Commenting on a number of trials, Mr Morris said a study to assess egg quality had found that low starch diets led to more better quality eggs being produced. “Insulin levels in diets also have a major role to play and differentiating diets on insulin level has been found to increase pregnancy rate by 33%.


Diets


“Feeding cows solely a cycling diet which is high in insulin led to 27% of cows being in-calf at 120 days post calving, feeding solely a mating diet low in insulin led to the same pregnancy rate. The same was true when cows were fed a mating diet until the first progesterone rise followed by a cycling diet.

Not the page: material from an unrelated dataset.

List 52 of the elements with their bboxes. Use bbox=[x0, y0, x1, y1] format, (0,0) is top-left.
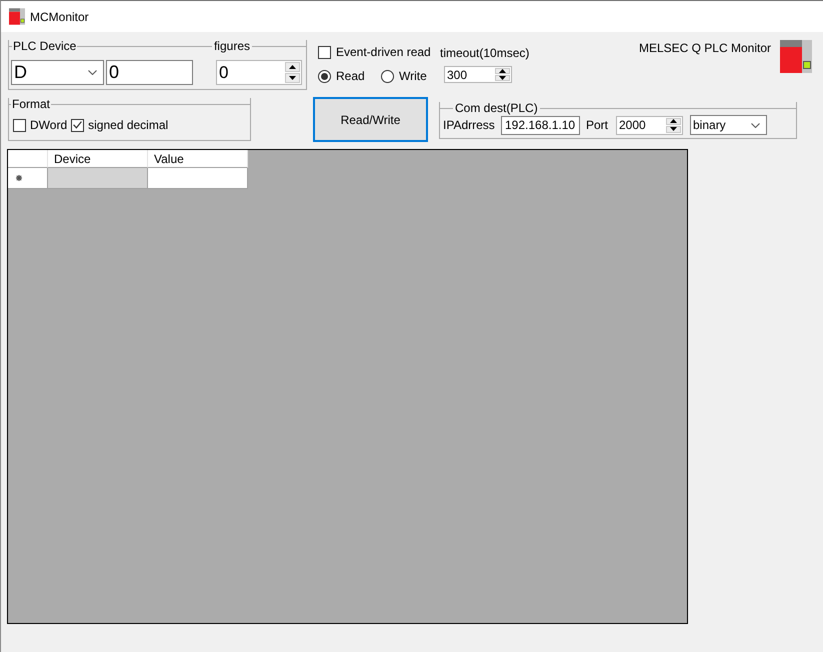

“However, feeding a cycling diet until the first progesterone rise followed by a mating diet led to 60% of cows being in-calf at 120 days post-calving.”


This clearly shows a two stage approach to feeding is worthwhile in terms of increasing conception, But when questioned Mr Morris admitted it would be difficult for many farms to implement this kind of regime in practice.


Revealing on-farm feeding results, Mr Morris said introducing diets designed to aid fertility had led to significant improvements in conception rates. “On one 150-cow unit the calving interval has been cut by 25 days in six months, with a yield gain of four litres in the first month. Pregnancy rates rose from 32% to 65% in the first six months too.”


However, SAC geneticist Mike Coffey questioned whether this approach could lead to further problems, as it meant it was possible to breed from cows with lower inherent fertility, thereby possibly perpetuating the current problems of infertility. In repsonse Mr Morris admitted this may be true, but added that farmers had to feed for the cows they had now. “Undoubtedly the long-term goal must be for breeding and nutrition to work hand in hand, but we have to address the issues on-farm now too.”